If Idaho does win this case, there’s a question of how broad that opinion would be — or on what foundation the court will rely. That was difficult to parse on Wednesday. At a few points, Justices Samuel Alito and Neil Gorsuch cited language in EMTALA that refers to the “unborn child” — seeming to suggest that EMTALA does not require access to abortion in emergencies because it treats both fetuses and pregnant people as patients deserving of stabilizing treatment. This was a nod toward fetal personhood — the anti-abortion movement’s ultimate goal, to secure full legal rights for fetuses. But it seems unlikely the court will issue a decision that significantly advances the personhood cause in this case.

More likely is that the court rules on whether EMTALA creates a standard of care that requires physicians to protect the health of pregnant patients, as the Biden administration argues — or whether the statute imposes no limit at all on states like Idaho.

What is certain is that there will be more uncertainty for physicians and patients until the court hands down a decision, most likely in June.

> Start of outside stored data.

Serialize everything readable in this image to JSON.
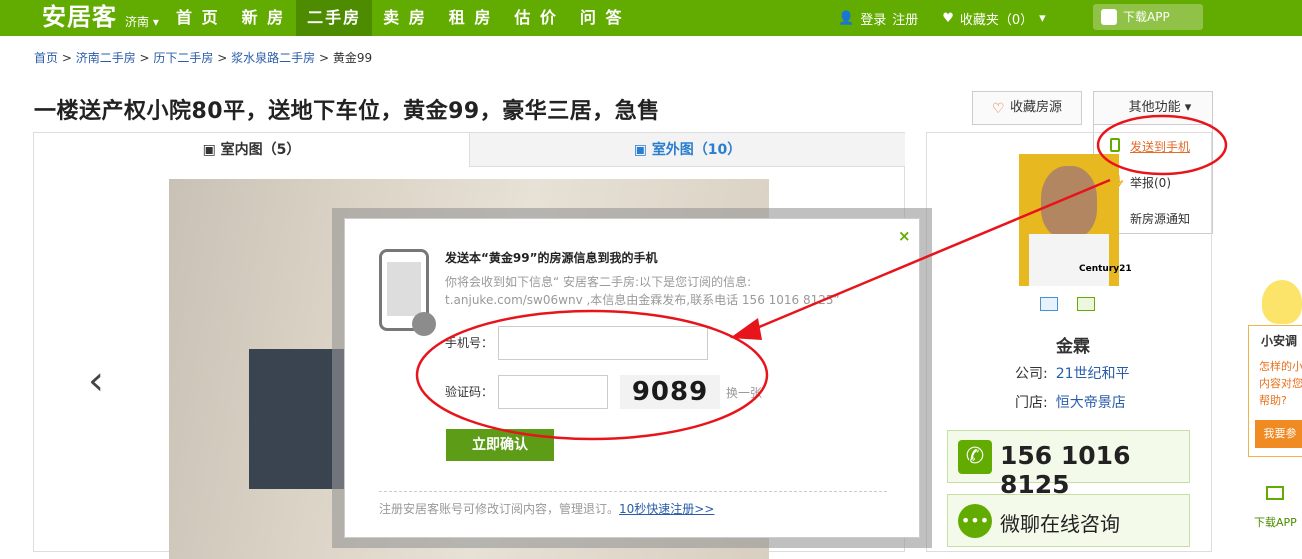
{
  "header": {
    "logo": "安居客",
    "city": "济南 ▾",
    "nav": [
      "首 页",
      "新 房",
      "二手房",
      "卖 房",
      "租 房",
      "估 价",
      "问 答"
    ],
    "login": "登录",
    "register": "注册",
    "favorites": "收藏夹（0）",
    "download_app": "下载APP"
  },
  "breadcrumb": {
    "items": [
      "首页",
      "济南二手房",
      "历下二手房",
      "浆水泉路二手房"
    ],
    "current": "黄金99"
  },
  "listing": {
    "title": "一楼送产权小院80平，送地下车位，黄金99，豪华三居，急售",
    "fav_button": "收藏房源",
    "more_button": "其他功能 ▾",
    "dropdown": [
      "发送到手机",
      "举报(0)",
      "新房源通知"
    ]
  },
  "gallery": {
    "tab_indoor": "室内图（5）",
    "tab_outdoor": "室外图（10）",
    "prev": "‹"
  },
  "agent": {
    "name": "金霖",
    "company_label": "公司:",
    "company": "21世纪和平",
    "store_label": "门店:",
    "store": "恒大帝景店",
    "phone": "156 1016 8125",
    "chat": "微聊在线咨询",
    "logo_text": "Century21"
  },
  "xiaoan": {
    "title": "小安调",
    "text": "怎样的小 内容对您 帮助?",
    "button": "我要参",
    "download": "下载APP"
  },
  "modal": {
    "title": "发送本“黄金99”的房源信息到我的手机",
    "desc": "你将会收到如下信息“ 安居客二手房:以下是您订阅的信息: t.anjuke.com/sw06wnv ,本信息由金霖发布,联系电话 156 1016 8125”",
    "phone_label": "手机号：",
    "code_label": "验证码：",
    "captcha": "9089",
    "change": "换一张",
    "confirm": "立即确认",
    "footer": "注册安居客账号可修改订阅内容，管理退订。",
    "footer_link": "10秒快速注册>>",
    "close": "×"
  },
  "colors": {
    "brand": "#62ab00",
    "annotation": "#e8141c"
  }
}
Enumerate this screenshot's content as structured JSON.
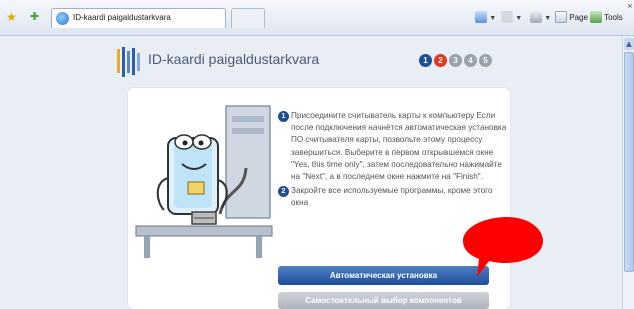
{
  "browser": {
    "tab_title": "ID-kaardi paigaldustarkvara",
    "commands": {
      "page_label": "Page",
      "tools_label": "Tools"
    },
    "icons": [
      "favorites-star-icon",
      "add-favorite-icon",
      "home-icon",
      "feeds-icon",
      "print-icon",
      "page-icon",
      "tools-icon",
      "close-icon"
    ]
  },
  "header": {
    "title": "ID-kaardi paigaldustarkvara",
    "steps": [
      "1",
      "2",
      "3",
      "4",
      "5"
    ],
    "active_step": "2",
    "colors": {
      "step_done": "#1e4f96",
      "step_active": "#e03a25",
      "step_future": "#9aa3ad"
    }
  },
  "instructions": {
    "step1_number": "1",
    "step1_text": "Присоедините считыватель карты к компьютеру Если после подключения начнётся автоматическая установка ПО считывателя карты, позвольте этому процессу завершиться. Выберите в первом открывшемся окне \"Yes, this time only\", затем последовательно нажимайте на \"Next\", а в последнем окне нажмите на \"Finish\".",
    "step2_number": "2",
    "step2_text": "Закройте все используемые программы, кроме этого окна"
  },
  "buttons": {
    "primary": "Автоматическая установка",
    "secondary": "Самостоятельный выбор компонентов"
  },
  "annotation": {
    "marker_color": "#ff0000"
  }
}
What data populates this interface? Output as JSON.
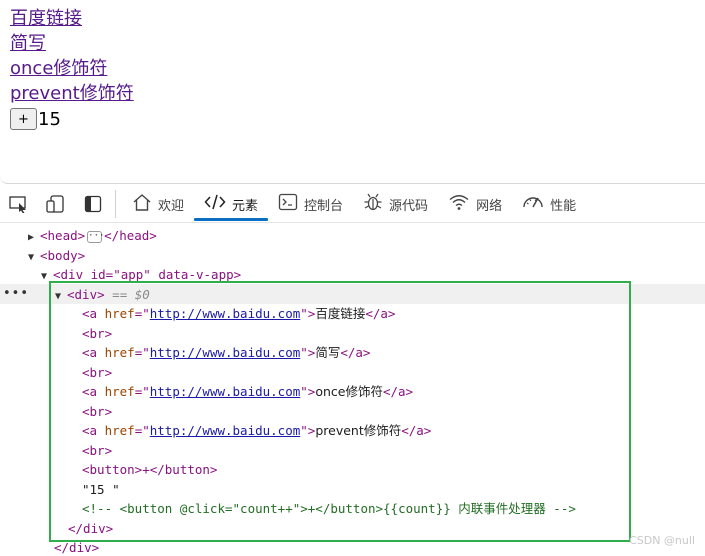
{
  "page": {
    "links": [
      "百度链接",
      "简写",
      "once修饰符",
      "prevent修饰符"
    ],
    "button_label": "+",
    "count": "15"
  },
  "toolbar": {
    "icons": [
      "inspect-element-icon",
      "device-emulation-icon",
      "dock-icon"
    ],
    "tabs": [
      {
        "label": "欢迎",
        "icon": "home-icon"
      },
      {
        "label": "元素",
        "icon": "code-icon",
        "active": true
      },
      {
        "label": "控制台",
        "icon": "console-icon"
      },
      {
        "label": "源代码",
        "icon": "bug-icon"
      },
      {
        "label": "网络",
        "icon": "wifi-icon"
      },
      {
        "label": "性能",
        "icon": "gauge-icon"
      }
    ]
  },
  "tree": {
    "head_open": "<head>",
    "head_close": "</head>",
    "body_open": "<body>",
    "app_div_open": "<div id=\"app\" data-v-app>",
    "inner_div_open": "<div>",
    "selected_marker": "== $0",
    "href_url": "http://www.baidu.com",
    "link_texts": [
      "百度链接",
      "简写",
      "once修饰符",
      "prevent修饰符"
    ],
    "br": "<br>",
    "button_markup": "<button>+</button>",
    "text_node": "\"15 \"",
    "comment": "<!-- <button @click=\"count++\">+</button>{{count}}  内联事件处理器 -->",
    "inner_div_close": "</div>",
    "app_div_close": "</div>"
  },
  "watermark": "CSDN @null",
  "colors": {
    "link": "#551a8b",
    "tag": "#881280",
    "attr": "#994500",
    "value": "#1a1aa6",
    "comment": "#236e25",
    "highlight_box": "#2fae4b",
    "active_tab_underline": "#0a6fc2"
  }
}
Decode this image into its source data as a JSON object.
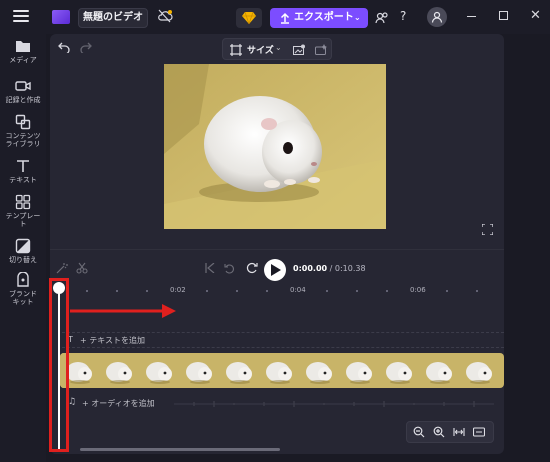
{
  "app": {
    "project_title": "無題のビデオ",
    "export_label": "エクスポート",
    "export_chevron": "⌄",
    "help_label": "?"
  },
  "sidebar": {
    "items": [
      {
        "label": "メディア",
        "icon": "folder-icon"
      },
      {
        "label": "記録と作成",
        "icon": "camera-icon"
      },
      {
        "label": "コンテンツ\nライブラリ",
        "icon": "library-icon"
      },
      {
        "label": "テキスト",
        "icon": "text-icon"
      },
      {
        "label": "テンプレー\nト",
        "icon": "templates-icon"
      },
      {
        "label": "切り替え",
        "icon": "transitions-icon"
      },
      {
        "label": "ブランド\nキット",
        "icon": "brand-kit-icon"
      }
    ]
  },
  "preview_toolbar": {
    "size_label": "サイズ",
    "size_chevron": "⌄"
  },
  "playback": {
    "current_time": "0:00.00",
    "separator": " / ",
    "total_time": "0:10.38"
  },
  "timeline": {
    "tick_labels": [
      "0:02",
      "0:04",
      "0:06"
    ],
    "text_track_icon": "T",
    "text_track_label": "+ テキストを追加",
    "audio_track_icon": "♫",
    "audio_track_label": "+ オーディオを追加",
    "thumbnail_count": 11
  },
  "colors": {
    "accent": "#7c4dff",
    "annotation_red": "#e0201e",
    "background": "#1a1a24",
    "panel": "#262633",
    "premium_gem": "#f5b400"
  }
}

An irony is that the politics of a loss in the Supreme Court could ultimately swing in President Biden’s favor, even as it compounds the dangers facing pregnant patients in states across the country. Donald Trump’s campaign strategy has been to cast abortion as an issue that has largely been resolved, at least at the federal level. That strategy makes sense: Most Americans disagree with the strict abortion bans Republicans have championed, and Mr. Trump would prefer the electorate focus on anything but abortion. Losing the EMTALA case could help Mr. Biden remind voters that overturning Roe was not the end of the anti-abortion movement’s project. It will be made clear once again that the Right may be able to keep turning to the Supreme Court to further roll back reproductive rights.

Such a loss would also be a reminder of the stakes of this election. Some of Mr. Trump’s supporters are hoping that if he is re-elected, he will lean on the Comstock Act — a 150-year-old law that criminalizes the mailing or receiving of a wide range of items deemed to be obscene — to effectively ban abortions nationwide. (That’s because all abortions in the United States involve instruments and other items sent by mail or common carrier.) If the Supreme Court holds that the Comstock Act can indeed be used in such a way — ignoring nearly a century of precedent — Mr. Trump’s Department of Justice will decide whether to initiate prosecutions against drug companies, providers, or even women who mail or receive abortion-related items.

A second Biden administration may be more cautious about defending reproductive rights if it loses the EMTALA case. But the impact of losses like the one that seems to be coming in this case will sting less for reproductive rights supporters if Mr. Biden remains in office. In the case of the Comstock Act, for example, Mr. Biden’s Department of Justice would almost certainly not prosecute abortion providers and patients, regardless of how the court interprets the 1873 obscenity statute.

A loss in the EMTALA case may not convince some voters to overcome the skepticism with which they view Mr. Biden. But it will make abundantly clear that whatever Mr. Trump may suggest, the abortion struggle at the federal level is not over by a long shot.

Mary Ziegler is a law professor at the University of California, Davis, and the author of “Roe: The History of a National Obsession.”